The Healer’s Daughters blog tour: Locks, Hooks and Books review and guest post
“The Healer’s Daughters gets a well deserved five plus stars from me. I would give it one hundred stars if I could.”
Enthusiastic (much appreciated) review at Locks, Hooks and Books. Plus a guest post on why I write thrillers.
Six of the twelve books I’ve written have been thrillers. When I first began writing stories, I realized I had neither the breadth of experience nor the depth of insight into the human condition to write literary fiction. I was reading a lot of Graham Greene, who divided his own stories into serious literary fiction and what he called entertainments. I understood that even his entertainments had some interesting things to say about what’s going on here—and that the genre might be one I could handle.
I also realized that I was too young to write about what I knew but that I very much liked looking into things I wanted to know. My first thriller focused on the sinking in the North Sea of a British cruiser, HMS Edinburgh, during World War Two. The questions I entertained were What If the Edinburgh’s cargo wasn’t what it was purported to be? What if fifty years later the Soviet Union, Great Britain, and the United States still all had reasons to make sure that cargo was never salvaged, never recovered?

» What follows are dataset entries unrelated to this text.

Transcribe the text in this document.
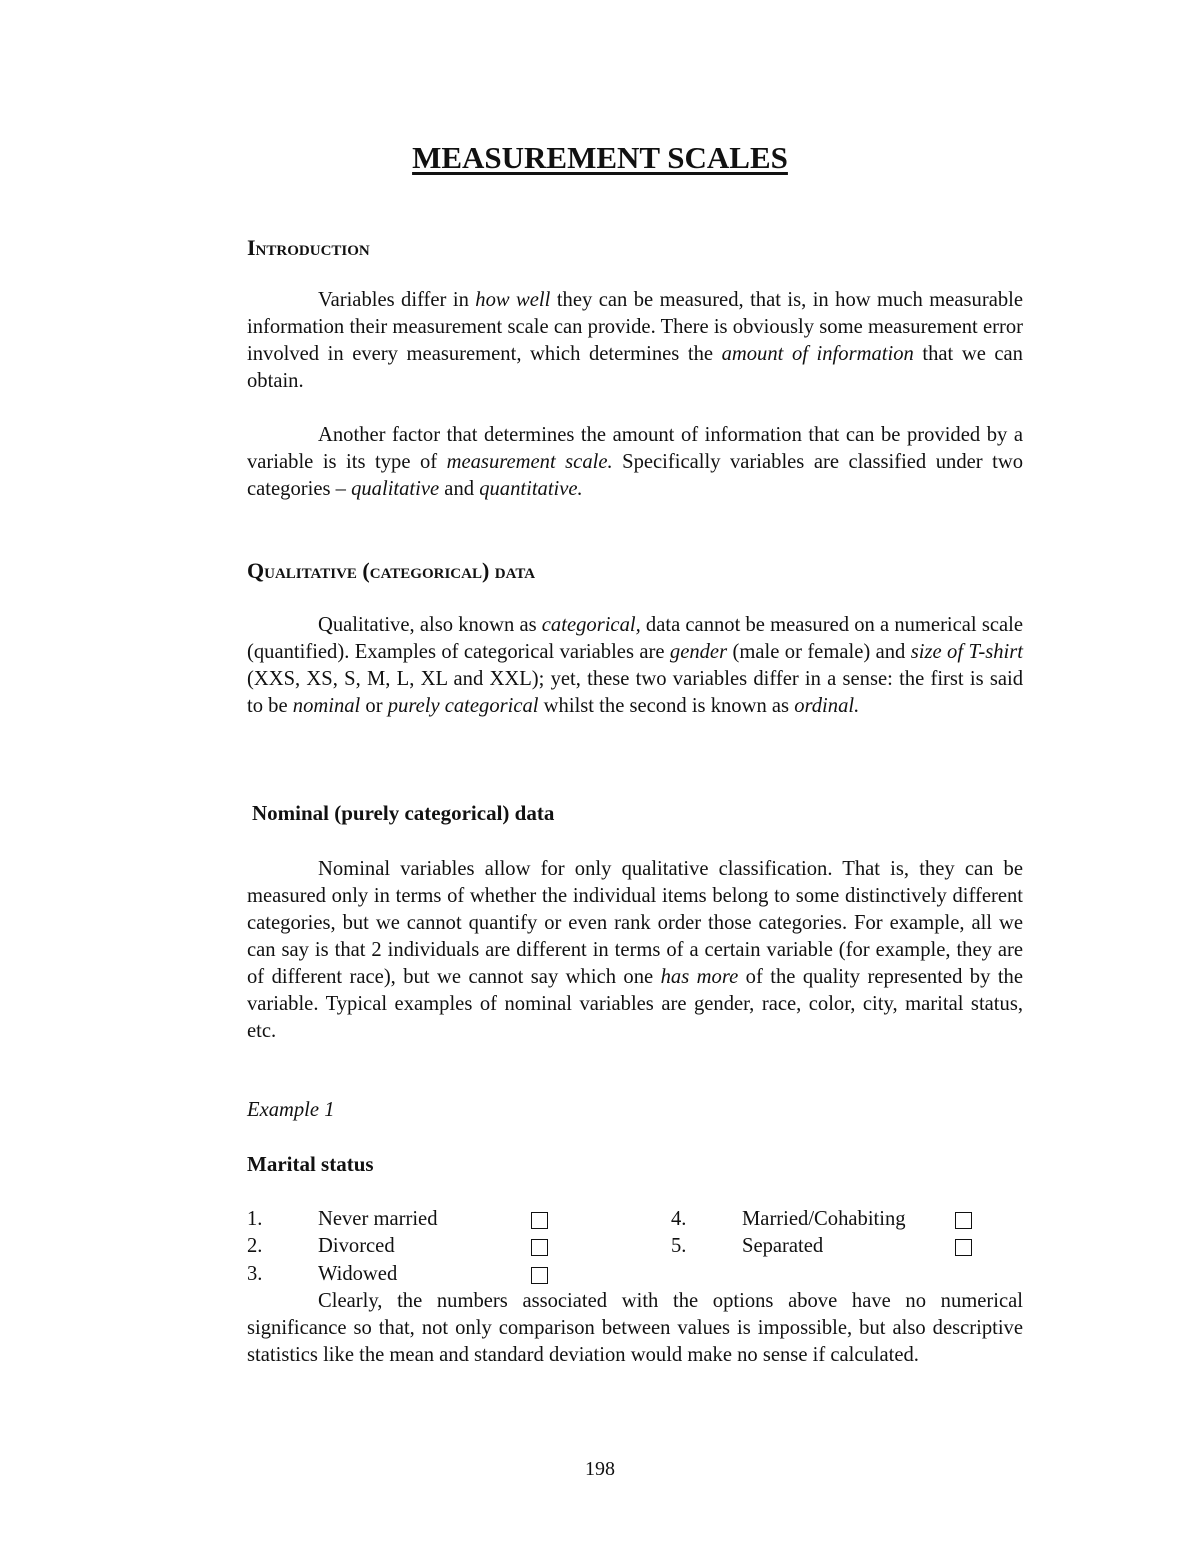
MEASUREMENT SCALES
Introduction

Variables differ in how well they can be measured, that is, in how much measurable information their measurement scale can provide. There is obviously some measurement error involved in every measurement, which determines the amount of information that we can obtain.

Another factor that determines the amount of information that can be provided by a variable is its type of measurement scale. Specifically variables are classified under two categories – qualitative and quantitative.

Qualitative (categorical) data

Qualitative, also known as categorical, data cannot be measured on a numerical scale (quantified). Examples of categorical variables are gender (male or female) and size of T-shirt (XXS, XS, S, M, L, XL and XXL); yet, these two variables differ in a sense: the first is said to be nominal or purely categorical whilst the second is known as ordinal.

Nominal (purely categorical) data

Nominal variables allow for only qualitative classification. That is, they can be measured only in terms of whether the individual items belong to some distinctively different categories, but we cannot quantify or even rank order those categories. For example, all we can say is that 2 individuals are different in terms of a certain variable (for example, they are of different race), but we cannot say which one has more of the quality represented by the variable. Typical examples of nominal variables are gender, race, color, city, marital status, etc.

Example 1
Marital status
1.	Never married
2.	Divorced
3.	Widowed
4.	Married/Cohabiting
5.	Separated

Clearly, the numbers associated with the options above have no numerical significance so that, not only comparison between values is impossible, but also descriptive statistics like the mean and standard deviation would make no sense if calculated.

198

I’ve been taken by these What If questions ever since. What if controversial documents concerning the origins of Christianity are unearthed? What if the only child of the most famous athlete in the country is kidnapped? What if vast Spanish treasure is discovered in the Florida Keys? What if a deadly virus is about to be loosed on Las Vegas? In the case of The Healer’s Daughters, What are the extended consequences of a deadly terrorist attack? What if local people are complicit in that terrorist attack? What if the attack is even more cynical and evil than it appears?
I was also taken by the form of thrillers. By definition, there has to be rising action, complications, intrigue, danger. Things have to happen; events have to lead to some sort of climax. Characters have to make difficult choices and impactful decisions, have to decide what is the best thing to do, the right thing to do. This is the form of all good stories, of course, but thrillers, it seems to me, naturally do this. And, as with Graham Greene’s entertainments, there are still plenty of opportunities for a writer to include some insights about the human condition and provide commentary about what it is that we’re all doing here.